Zur Festveranstaltung anlässlich der Verleihung sprach der frühere Landtagspräsident Rainer Prachtl über den Zusammenhalt in Deutschland. Bei einem Podiumsgespräch tauschten sich Zeitzeuginnen und -zeugen der Wende mit heute politisch engagierten Schülerinnen zu den Ereignissen von 1989, zur Aufarbeitung der SED-Diktatur und zum heutigen Demokratiebegriff aus.
„Freiheit und Demokratie sind unsere höchsten Güter. Politische Debatten, das Ringen um Meinungen, das Ausloten von Gemeinsamkeiten und das demokratische Treffen von Entscheidungen ist uns heute möglich. Mit dieser Auszeichnung danken wir allen Frauen und Männern, die sich 1989 mutig für gesellschaftliche und politische Veränderungen stark gemacht haben.
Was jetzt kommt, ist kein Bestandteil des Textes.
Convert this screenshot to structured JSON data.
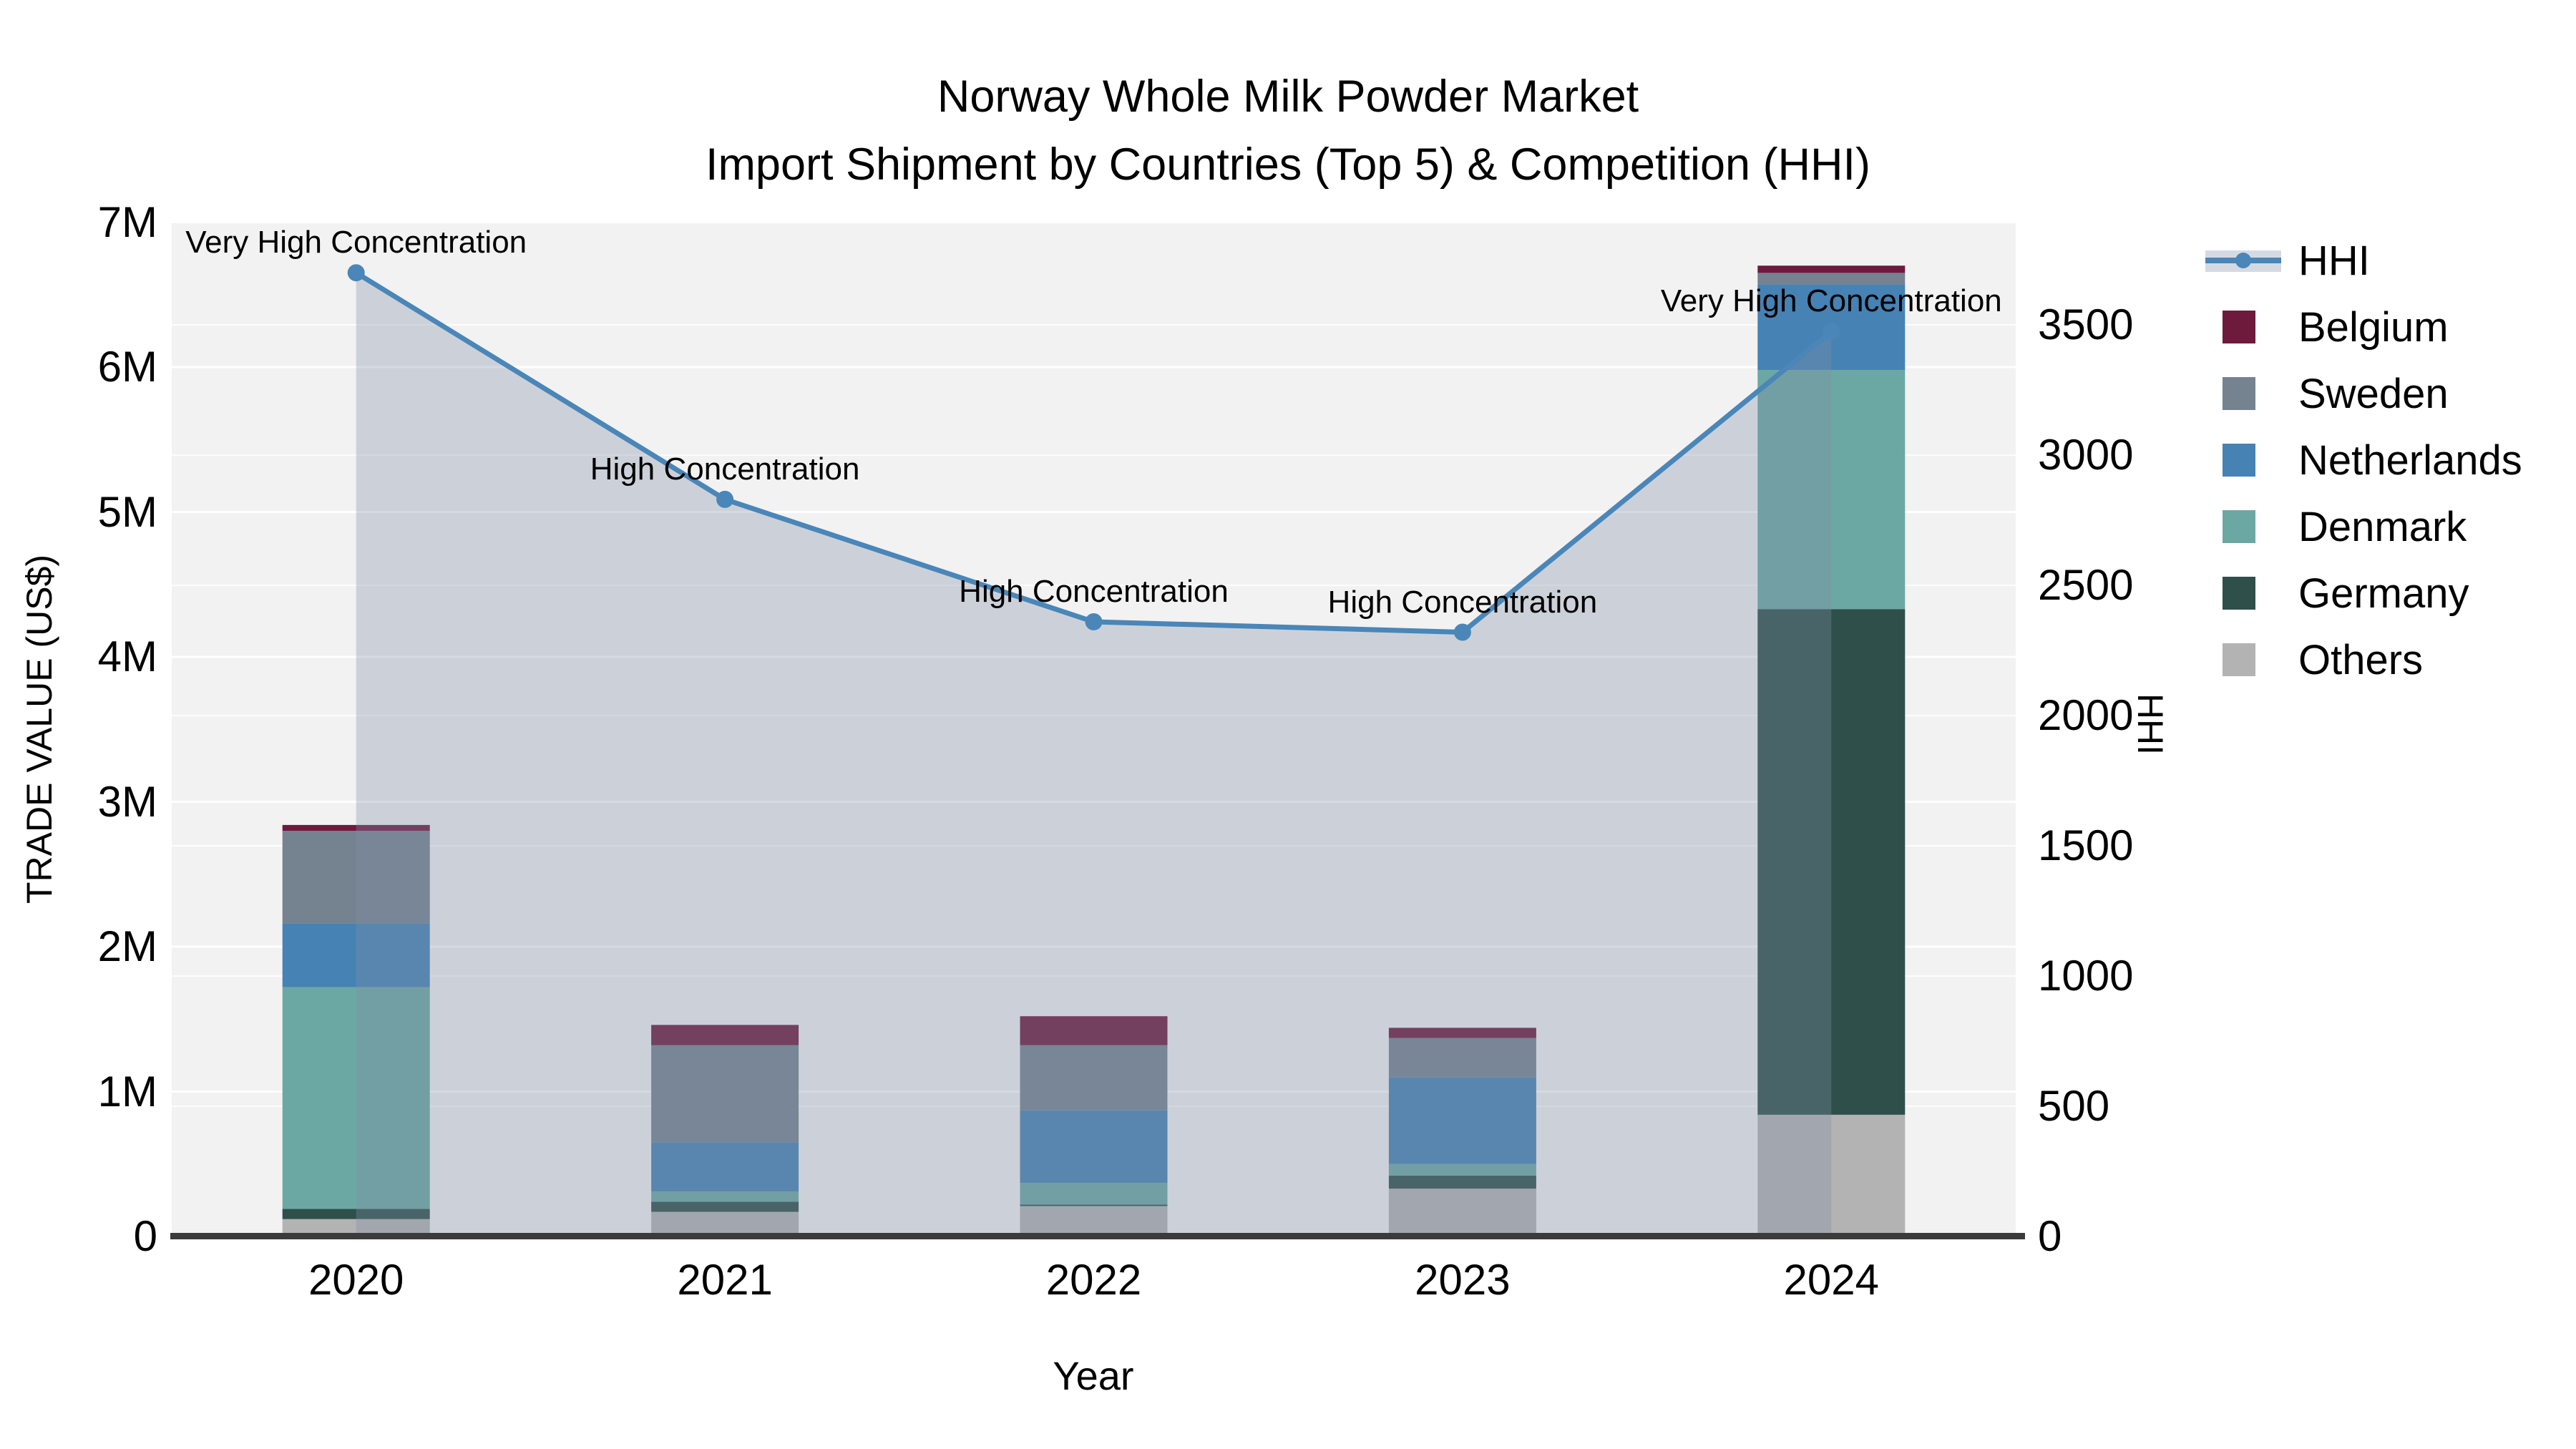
{
  "title": {
    "line1": "Norway Whole Milk Powder Market",
    "line2": "Import Shipment by Countries (Top 5) & Competition (HHI)"
  },
  "axes": {
    "y_left": {
      "title": "TRADE VALUE (US$)",
      "ticks": [
        "0",
        "1M",
        "2M",
        "3M",
        "4M",
        "5M",
        "6M",
        "7M"
      ],
      "max_millions": 7
    },
    "y_right": {
      "title": "HHI",
      "ticks": [
        "0",
        "500",
        "1000",
        "1500",
        "2000",
        "2500",
        "3000",
        "3500"
      ],
      "max": 3500,
      "gridline_step": 500
    },
    "x": {
      "title": "Year",
      "categories": [
        "2020",
        "2021",
        "2022",
        "2023",
        "2024"
      ]
    }
  },
  "legend": {
    "items": [
      {
        "label": "HHI",
        "type": "line",
        "color": "#4a86b8"
      },
      {
        "label": "Belgium",
        "type": "swatch",
        "color": "#6e1a3c"
      },
      {
        "label": "Sweden",
        "type": "swatch",
        "color": "#75828f"
      },
      {
        "label": "Netherlands",
        "type": "swatch",
        "color": "#4682b4"
      },
      {
        "label": "Denmark",
        "type": "swatch",
        "color": "#6ca8a3"
      },
      {
        "label": "Germany",
        "type": "swatch",
        "color": "#2f4f4b"
      },
      {
        "label": "Others",
        "type": "swatch",
        "color": "#b3b3b3"
      }
    ]
  },
  "chart_data": {
    "type": [
      "stacked-bar",
      "line"
    ],
    "title": "Norway Whole Milk Powder Market — Import Shipment by Countries (Top 5) & Competition (HHI)",
    "categories": [
      "2020",
      "2021",
      "2022",
      "2023",
      "2024"
    ],
    "bar_value_unit": "million US$ (left axis, TRADE VALUE (US$), range 0–7M)",
    "stack_order_bottom_to_top": [
      "Others",
      "Germany",
      "Denmark",
      "Netherlands",
      "Sweden",
      "Belgium"
    ],
    "series": [
      {
        "name": "Others",
        "color": "#b3b3b3",
        "values": [
          0.12,
          0.17,
          0.21,
          0.33,
          0.84
        ]
      },
      {
        "name": "Germany",
        "color": "#2f4f4b",
        "values": [
          0.07,
          0.07,
          0.01,
          0.09,
          3.49
        ]
      },
      {
        "name": "Denmark",
        "color": "#6ca8a3",
        "values": [
          1.53,
          0.07,
          0.15,
          0.08,
          1.65
        ]
      },
      {
        "name": "Netherlands",
        "color": "#4682b4",
        "values": [
          0.44,
          0.34,
          0.5,
          0.6,
          0.59
        ]
      },
      {
        "name": "Sweden",
        "color": "#75828f",
        "values": [
          0.64,
          0.67,
          0.45,
          0.27,
          0.08
        ]
      },
      {
        "name": "Belgium",
        "color": "#6e1a3c",
        "values": [
          0.04,
          0.14,
          0.2,
          0.07,
          0.05
        ]
      }
    ],
    "bar_totals_millions": [
      2.84,
      1.46,
      1.52,
      1.44,
      6.7
    ],
    "hhi_line": {
      "name": "HHI",
      "values": [
        3700,
        2830,
        2360,
        2320,
        3475
      ],
      "axis": "right (HHI, range 0–3500 shown)",
      "line_color": "#4a86b8",
      "area_fill": "rgba(128,143,167,0.33)",
      "markers": true
    },
    "annotations": [
      {
        "category": "2020",
        "text": "Very High Concentration"
      },
      {
        "category": "2021",
        "text": "High Concentration"
      },
      {
        "category": "2022",
        "text": "High Concentration"
      },
      {
        "category": "2023",
        "text": "High Concentration"
      },
      {
        "category": "2024",
        "text": "Very High Concentration"
      }
    ],
    "layout": {
      "plot_background": "#f2f2f2",
      "gridlines": "both axes, light",
      "legend_position": "right-top outside"
    }
  }
}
Damit hat die Festwoche in unserer Stadt, die der friedlichen Revolution vor 30 Jahren gedacht hat, ihren würdigen Höhepunkt gefunden.“, so Oberbürgermeister Silvio Witt.
Am 7. Oktober 1989 wurde durch den Friedenskreis in Neubrandenburg in einem symbolischen Akt die erste öffentliche Aktion initiiert. Brennende Kerzen wurden als „Licht der Hoffnung“ in viele Neubrandenburger Fenster gestellt. Zum ersten Friedensgebet am 11. Oktober 1989 in der Johanniskirche folgten 350 Teilnehmer einer Einladung, die nur durch Mund-zu-Mund-Propaganda die Menschen erreichte. Beim 2. Friedensgebet mit einem Schweigemarsch zur katholischen Kirche waren bereits 5.000 Teilnehmer dabei. Am 24. Oktober gründete sich das Neue Forum in der Vier-Tore-Stadt. Der Höhepunkt der Ereignisse war der 25. Oktober, als 30.000 bis 40.000 Teilnehmer im Anschluss an das 3. Friedensgebet auf die Straße gingen.
Die Wilhelm-Ahlers-Medaille ist die zweithöchste Ehrung der Stadt Neubrandenburg und wird in Erinnerung an Wilhelm Karl Georg Ahlers vergeben. Auf Beschluss der Stadtvertretung zeichnet die Vier-Tore-Stadt damit besonders engagierte Einwohnerinnen und Einwohner aus.